I ran 4 different types of string searches:

  • String.indexOf(string)
  • String.search(string)
  • Regex.test(string)
  • String.match(regex)

For this test, I counted the number of times I was able to execute each function over 30 seconds. The idea being, the more executions, the more efficient the search function.

var string = "This text";
if ( string.indexOf("text") > -1) {
  // do something
}

if ( string.search("text") > -1) {
  // do something
}

var regex = /text/;
if ( regex.test(string) ) {
  // do something
}

if (string.match(regex).length > 0) {
  // do something
}

After the 30 seconds, the results show that Regex.test(string) was the best performing function, with String.indexOf(string) following not far behind.

The executions above are not absolute. In other words, your mileage will vary on the number of executions, depending on the size of your box. However, what IS important, is the relative value. The regex.test() is 2 times faster than using string.search(). And, in these tests, using regex.test() is the fastest.


#2

Great stuff @apax!

I’ve run similar tests on jsperf.com in the past. Unfortunately as of the time of this post, jsperf has been taken down due to spam overload and is being re-written from the ground up by the community (here). Which is great, but for now you can do a lot of this type of testing right in the browser following these instructions from Google using the same V8 engine we run on ExtraHop!
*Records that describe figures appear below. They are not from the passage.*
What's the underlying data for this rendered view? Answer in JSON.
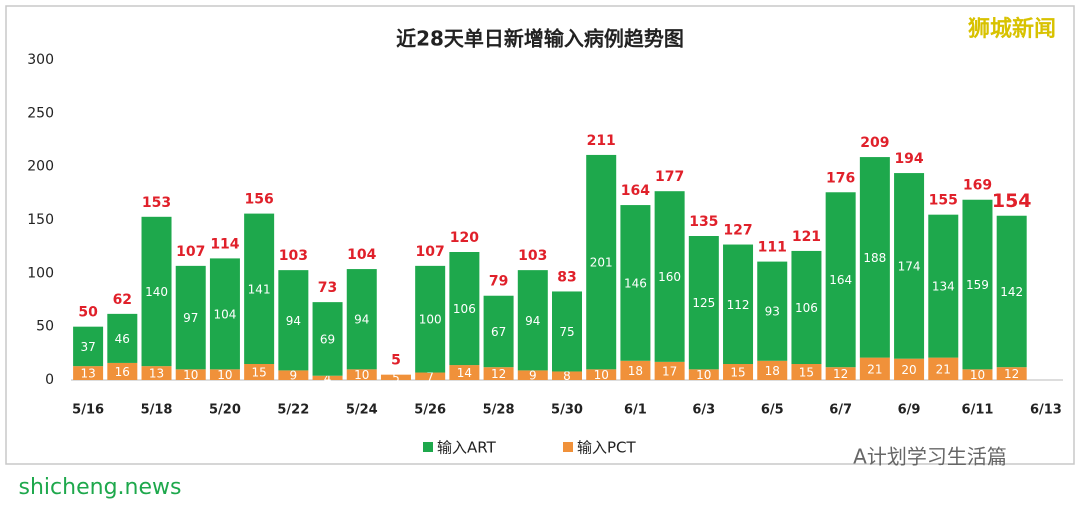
{
  "chart_data": {
    "type": "stacked-bar",
    "title": "近28天单日新增输入病例趋势图",
    "categories": [
      "5/16",
      null,
      "5/18",
      null,
      "5/20",
      null,
      "5/22",
      null,
      "5/24",
      null,
      "5/26",
      null,
      "5/28",
      null,
      "5/30",
      null,
      "6/1",
      null,
      "6/3",
      null,
      "6/5",
      null,
      "6/7",
      null,
      "6/9",
      null,
      "6/11",
      null,
      "6/13"
    ],
    "series": [
      {
        "name": "输入ART",
        "color": "#1ea84c",
        "values": [
          37,
          46,
          140,
          97,
          104,
          141,
          94,
          69,
          94,
          null,
          100,
          106,
          67,
          94,
          75,
          201,
          146,
          160,
          125,
          112,
          93,
          106,
          164,
          188,
          174,
          134,
          159,
          142,
          null
        ]
      },
      {
        "name": "输入PCT",
        "color": "#f0913a",
        "values": [
          13,
          16,
          13,
          10,
          10,
          15,
          9,
          4,
          10,
          5,
          7,
          14,
          12,
          9,
          8,
          10,
          18,
          17,
          10,
          15,
          18,
          15,
          12,
          21,
          20,
          21,
          10,
          12,
          null
        ]
      }
    ],
    "totals": [
      50,
      62,
      153,
      107,
      114,
      156,
      103,
      73,
      104,
      5,
      107,
      120,
      79,
      103,
      83,
      211,
      164,
      177,
      135,
      127,
      111,
      121,
      176,
      209,
      194,
      155,
      169,
      154,
      null
    ],
    "ylim": [
      0,
      300
    ],
    "yticks": [
      0,
      50,
      100,
      150,
      200,
      250,
      300
    ],
    "grid": false,
    "legend": "bottom"
  },
  "watermark": "狮城新闻",
  "account": "A计划学习生活篇",
  "site": "shicheng.news"
}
Also, for those who are ready to start building regular expressions for regex.test() instead of string.indexOf() I often use RegExr.com as a place to build and test my regular expressions. It’s also a great way to learn as the interface is very informative.

Happy string matching! :slight_smile:


#3

Testing is always the way to answer these sorts of questions, but you need to make sure the tests accurately reflect the situation under which they’ll be run. So, playing devil’s advocate here.

There’s a difference between this:

  • instantiate a test
  • a million times, do
    • do the test

and

  • a million times, do
    • instantiate a test
    • do the test

What if, under the hood, any of your methods have internal caching? For example many Regular expression engines can have an expensive ‘compile’ phase, but subsequent uses of the same regex skip that and pull the compiled version from cache. In the case of ‘instantiate and do this test a million times’ you get advantage of this caching, but in ‘a million times / instantiate and do this test’ you start afresh, with no shared state in between. It’s the latter version that we’ll see in product when your triggers run anew on each flow.

Could be that the results are the exact same when run in the opposite way, but I’d love to see what you get when you flip it on its head!


#4

This is an excellent point that I wasn’t considering, thanks!


#5

Agreed. A great point. The expense of compiling a regular expression the first time is being missed in these tests. Perhaps I should use a Date().now() before the pattern compile and after the match, and take the difference.